Not all exercises need to look the same for everybody, though. Osteoarthritis can affect a number of joints, most commonly the knees, neck, hands, hips, and back. A doctor will be able to tell you if there are any movements or joint stressors to avoid with your specific situation. Depending on where you are medically and in your personal fitness journey, there are a variety of options to get you started or keep you going with maintaining healthy habits.
For patients with osteoarthritis who are new to the world of working out, there is plenty of evidence that water aerobics can help to both reduce the symptoms associated with the condition as well as improve cardiovascular function. This form of exercise is excellent for those who experience severe impact-related pain that would otherwise prevent them from being active. It can range from gentle stretches in the water to improve or maintain range-of-motion to full weighted moves. It’s a great way to ease yourself into a workout routine and hopefully ease the aches and pains before venturing out onto dry land for less supported movements.
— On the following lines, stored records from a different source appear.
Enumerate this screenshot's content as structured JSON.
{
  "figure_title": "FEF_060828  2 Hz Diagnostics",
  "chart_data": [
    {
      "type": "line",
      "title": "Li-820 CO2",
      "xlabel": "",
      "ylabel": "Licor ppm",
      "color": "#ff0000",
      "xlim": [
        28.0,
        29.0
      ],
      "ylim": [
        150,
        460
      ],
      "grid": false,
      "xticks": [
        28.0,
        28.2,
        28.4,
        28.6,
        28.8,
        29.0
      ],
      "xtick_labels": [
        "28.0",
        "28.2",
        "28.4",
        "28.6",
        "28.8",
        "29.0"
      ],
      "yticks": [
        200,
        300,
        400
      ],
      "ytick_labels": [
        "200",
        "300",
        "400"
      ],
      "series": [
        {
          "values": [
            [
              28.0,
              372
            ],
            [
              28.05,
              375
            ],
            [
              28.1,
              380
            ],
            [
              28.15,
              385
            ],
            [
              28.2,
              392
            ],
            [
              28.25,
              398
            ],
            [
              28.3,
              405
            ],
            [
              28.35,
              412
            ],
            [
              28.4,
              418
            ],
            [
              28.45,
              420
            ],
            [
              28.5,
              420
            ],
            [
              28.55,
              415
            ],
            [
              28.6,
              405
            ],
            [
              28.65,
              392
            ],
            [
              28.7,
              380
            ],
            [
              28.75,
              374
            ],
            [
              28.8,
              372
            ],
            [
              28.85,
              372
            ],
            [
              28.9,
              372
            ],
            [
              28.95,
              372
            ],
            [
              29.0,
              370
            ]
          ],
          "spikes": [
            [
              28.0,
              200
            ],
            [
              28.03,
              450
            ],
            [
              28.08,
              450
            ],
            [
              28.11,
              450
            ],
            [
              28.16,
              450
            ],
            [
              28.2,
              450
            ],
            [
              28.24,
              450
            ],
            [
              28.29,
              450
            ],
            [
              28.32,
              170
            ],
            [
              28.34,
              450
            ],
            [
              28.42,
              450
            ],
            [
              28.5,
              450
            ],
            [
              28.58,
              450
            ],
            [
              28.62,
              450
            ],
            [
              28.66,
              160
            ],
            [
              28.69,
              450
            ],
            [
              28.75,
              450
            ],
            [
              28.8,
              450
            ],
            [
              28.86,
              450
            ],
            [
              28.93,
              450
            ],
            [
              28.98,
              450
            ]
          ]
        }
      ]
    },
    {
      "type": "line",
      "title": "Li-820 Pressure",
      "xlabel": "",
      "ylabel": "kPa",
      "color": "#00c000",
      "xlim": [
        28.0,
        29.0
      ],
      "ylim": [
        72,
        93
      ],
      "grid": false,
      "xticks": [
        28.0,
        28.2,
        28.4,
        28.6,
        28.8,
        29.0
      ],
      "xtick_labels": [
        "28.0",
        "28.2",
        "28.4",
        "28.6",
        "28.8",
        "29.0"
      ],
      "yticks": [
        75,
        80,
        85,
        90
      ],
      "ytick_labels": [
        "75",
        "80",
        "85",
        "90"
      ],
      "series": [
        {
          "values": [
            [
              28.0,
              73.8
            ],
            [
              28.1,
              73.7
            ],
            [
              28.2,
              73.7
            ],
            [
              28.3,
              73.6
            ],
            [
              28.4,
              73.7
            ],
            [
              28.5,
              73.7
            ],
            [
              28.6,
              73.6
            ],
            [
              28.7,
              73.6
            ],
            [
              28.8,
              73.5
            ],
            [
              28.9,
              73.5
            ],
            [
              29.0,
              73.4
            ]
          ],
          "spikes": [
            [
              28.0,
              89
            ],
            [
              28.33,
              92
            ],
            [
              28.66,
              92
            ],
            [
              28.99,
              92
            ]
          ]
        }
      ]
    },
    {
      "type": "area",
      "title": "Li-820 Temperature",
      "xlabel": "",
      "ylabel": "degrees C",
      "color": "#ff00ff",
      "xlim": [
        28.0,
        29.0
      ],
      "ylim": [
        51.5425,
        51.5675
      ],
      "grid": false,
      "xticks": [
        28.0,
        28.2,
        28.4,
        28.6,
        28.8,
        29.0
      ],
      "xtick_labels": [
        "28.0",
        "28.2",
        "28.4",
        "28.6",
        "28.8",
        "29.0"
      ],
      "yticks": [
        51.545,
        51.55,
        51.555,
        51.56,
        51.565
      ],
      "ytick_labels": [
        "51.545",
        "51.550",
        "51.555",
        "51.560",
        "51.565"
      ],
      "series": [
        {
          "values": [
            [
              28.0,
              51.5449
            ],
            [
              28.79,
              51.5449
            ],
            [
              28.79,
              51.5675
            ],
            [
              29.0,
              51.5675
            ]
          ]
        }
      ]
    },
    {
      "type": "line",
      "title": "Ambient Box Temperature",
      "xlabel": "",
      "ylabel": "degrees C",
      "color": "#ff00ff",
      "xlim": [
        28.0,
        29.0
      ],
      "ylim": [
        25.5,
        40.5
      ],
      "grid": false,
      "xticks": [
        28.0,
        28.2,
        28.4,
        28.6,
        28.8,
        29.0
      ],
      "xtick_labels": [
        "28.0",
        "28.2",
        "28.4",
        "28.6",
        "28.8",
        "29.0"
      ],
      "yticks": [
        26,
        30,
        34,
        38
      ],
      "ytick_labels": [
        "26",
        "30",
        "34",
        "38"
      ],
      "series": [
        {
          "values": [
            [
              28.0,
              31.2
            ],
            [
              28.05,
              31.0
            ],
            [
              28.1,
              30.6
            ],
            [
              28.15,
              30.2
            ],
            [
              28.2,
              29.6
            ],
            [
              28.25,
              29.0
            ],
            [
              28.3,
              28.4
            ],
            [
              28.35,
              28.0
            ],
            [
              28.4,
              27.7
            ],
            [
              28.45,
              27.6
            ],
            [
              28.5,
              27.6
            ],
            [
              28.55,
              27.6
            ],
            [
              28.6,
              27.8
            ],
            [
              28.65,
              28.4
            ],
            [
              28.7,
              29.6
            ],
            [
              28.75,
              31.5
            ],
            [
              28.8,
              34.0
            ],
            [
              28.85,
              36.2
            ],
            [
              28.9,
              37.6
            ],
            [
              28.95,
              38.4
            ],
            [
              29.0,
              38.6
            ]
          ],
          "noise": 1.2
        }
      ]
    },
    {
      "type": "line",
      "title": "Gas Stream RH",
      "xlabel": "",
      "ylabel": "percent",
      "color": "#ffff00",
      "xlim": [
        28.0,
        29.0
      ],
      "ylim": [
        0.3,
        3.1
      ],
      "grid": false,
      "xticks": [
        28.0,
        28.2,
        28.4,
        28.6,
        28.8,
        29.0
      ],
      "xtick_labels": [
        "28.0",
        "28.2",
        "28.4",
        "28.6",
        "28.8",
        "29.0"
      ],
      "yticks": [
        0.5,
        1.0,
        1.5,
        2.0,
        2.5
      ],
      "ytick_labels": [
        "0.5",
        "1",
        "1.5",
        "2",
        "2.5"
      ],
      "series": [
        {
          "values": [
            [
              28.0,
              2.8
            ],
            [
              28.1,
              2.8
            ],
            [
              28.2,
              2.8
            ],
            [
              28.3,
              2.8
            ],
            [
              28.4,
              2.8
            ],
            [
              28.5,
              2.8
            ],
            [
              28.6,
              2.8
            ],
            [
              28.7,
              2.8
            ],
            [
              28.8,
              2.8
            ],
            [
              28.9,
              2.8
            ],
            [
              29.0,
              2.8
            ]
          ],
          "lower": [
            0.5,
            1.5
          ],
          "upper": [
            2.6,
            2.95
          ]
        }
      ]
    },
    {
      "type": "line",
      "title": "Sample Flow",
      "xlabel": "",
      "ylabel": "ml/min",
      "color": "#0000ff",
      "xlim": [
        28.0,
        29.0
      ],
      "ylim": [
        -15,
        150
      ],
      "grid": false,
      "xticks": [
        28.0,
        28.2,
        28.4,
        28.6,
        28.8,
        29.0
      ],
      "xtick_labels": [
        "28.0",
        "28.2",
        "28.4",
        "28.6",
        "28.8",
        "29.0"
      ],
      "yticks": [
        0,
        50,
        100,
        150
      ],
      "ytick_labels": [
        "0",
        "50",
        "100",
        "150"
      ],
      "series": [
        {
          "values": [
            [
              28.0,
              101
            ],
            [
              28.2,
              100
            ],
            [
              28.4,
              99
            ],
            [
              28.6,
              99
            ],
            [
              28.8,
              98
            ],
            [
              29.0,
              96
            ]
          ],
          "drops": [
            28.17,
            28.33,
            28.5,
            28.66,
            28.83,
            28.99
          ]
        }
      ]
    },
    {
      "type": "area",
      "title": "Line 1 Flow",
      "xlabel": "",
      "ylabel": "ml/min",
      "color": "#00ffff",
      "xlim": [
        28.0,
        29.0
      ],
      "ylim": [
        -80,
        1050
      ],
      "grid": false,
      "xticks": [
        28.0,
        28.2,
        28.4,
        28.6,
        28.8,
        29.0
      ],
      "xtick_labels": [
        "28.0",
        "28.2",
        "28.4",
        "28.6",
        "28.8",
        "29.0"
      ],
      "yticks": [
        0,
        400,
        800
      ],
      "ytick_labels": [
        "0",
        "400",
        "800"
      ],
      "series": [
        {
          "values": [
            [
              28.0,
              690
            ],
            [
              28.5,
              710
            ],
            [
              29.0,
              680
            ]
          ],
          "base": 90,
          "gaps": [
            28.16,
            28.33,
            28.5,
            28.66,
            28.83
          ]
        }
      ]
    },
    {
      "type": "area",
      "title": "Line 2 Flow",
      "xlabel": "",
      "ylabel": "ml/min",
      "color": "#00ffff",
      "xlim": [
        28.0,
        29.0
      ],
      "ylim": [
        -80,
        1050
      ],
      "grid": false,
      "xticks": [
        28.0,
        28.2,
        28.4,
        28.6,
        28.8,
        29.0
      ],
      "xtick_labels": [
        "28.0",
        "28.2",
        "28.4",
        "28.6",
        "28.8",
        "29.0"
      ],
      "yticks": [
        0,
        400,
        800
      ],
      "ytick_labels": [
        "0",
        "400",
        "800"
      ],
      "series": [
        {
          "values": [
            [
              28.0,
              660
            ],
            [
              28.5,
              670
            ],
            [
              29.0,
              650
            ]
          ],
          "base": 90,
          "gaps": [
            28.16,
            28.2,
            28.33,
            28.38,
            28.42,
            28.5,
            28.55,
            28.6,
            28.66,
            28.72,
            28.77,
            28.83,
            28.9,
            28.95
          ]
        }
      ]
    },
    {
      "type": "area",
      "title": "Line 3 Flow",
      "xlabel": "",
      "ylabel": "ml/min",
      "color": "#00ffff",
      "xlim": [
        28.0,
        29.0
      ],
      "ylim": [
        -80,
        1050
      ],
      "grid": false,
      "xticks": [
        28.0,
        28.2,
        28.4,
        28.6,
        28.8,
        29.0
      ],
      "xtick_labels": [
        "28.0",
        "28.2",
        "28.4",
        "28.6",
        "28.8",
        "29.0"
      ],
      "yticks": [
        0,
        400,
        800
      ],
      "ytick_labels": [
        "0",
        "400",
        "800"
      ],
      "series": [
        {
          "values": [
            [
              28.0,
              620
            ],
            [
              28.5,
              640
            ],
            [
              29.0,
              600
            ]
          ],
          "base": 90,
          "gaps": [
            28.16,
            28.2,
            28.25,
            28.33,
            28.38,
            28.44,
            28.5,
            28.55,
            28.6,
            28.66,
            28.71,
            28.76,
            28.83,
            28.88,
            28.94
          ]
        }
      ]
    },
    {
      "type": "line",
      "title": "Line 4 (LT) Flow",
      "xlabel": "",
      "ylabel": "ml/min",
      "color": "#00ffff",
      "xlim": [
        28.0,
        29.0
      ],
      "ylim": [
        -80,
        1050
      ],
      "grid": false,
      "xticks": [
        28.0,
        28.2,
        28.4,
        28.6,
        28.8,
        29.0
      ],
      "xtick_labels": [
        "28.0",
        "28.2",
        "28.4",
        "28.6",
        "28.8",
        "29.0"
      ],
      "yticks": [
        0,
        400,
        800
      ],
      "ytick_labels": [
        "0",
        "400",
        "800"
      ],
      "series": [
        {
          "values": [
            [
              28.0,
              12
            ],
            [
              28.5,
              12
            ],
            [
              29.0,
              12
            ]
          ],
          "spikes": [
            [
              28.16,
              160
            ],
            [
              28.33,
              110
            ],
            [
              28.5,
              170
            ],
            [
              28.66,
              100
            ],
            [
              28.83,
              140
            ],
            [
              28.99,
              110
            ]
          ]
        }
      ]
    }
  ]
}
If you’re a bit more experienced with physical activity or you have less joint pain when active, there are a variety of other workouts to help with your osteoarthritis. If you’ve been advised by your doctor to shed some excess pounds to alleviate the stress on the joints, it may be a good idea to explore aerobic activity as well to aid with reducing body weight. This can look like slow and easy walks with your morning coffee, a lunchtime chat on the move with coworkers, or an after-dinner stroll with your loved ones. If you’re feeling a bit more adventurous, cycling can be an excellent way to stay active while avoiding extra pressure on the joints. Whether you’re stationary or biking around the neighborhood, this kind of exercise can help minimize the painful symptoms.
Staying active is not only one of the top prescriptions for managing osteoarthritis, it also comes with plenty of benefits that make exercise a vital part of any treatment plan. Heart health and weight management all contribute to joint pain and are improved by working out regularly. With all this in mind, it’s worth taking the time to learn what works best for your body so that you can live a happy and pain-free life.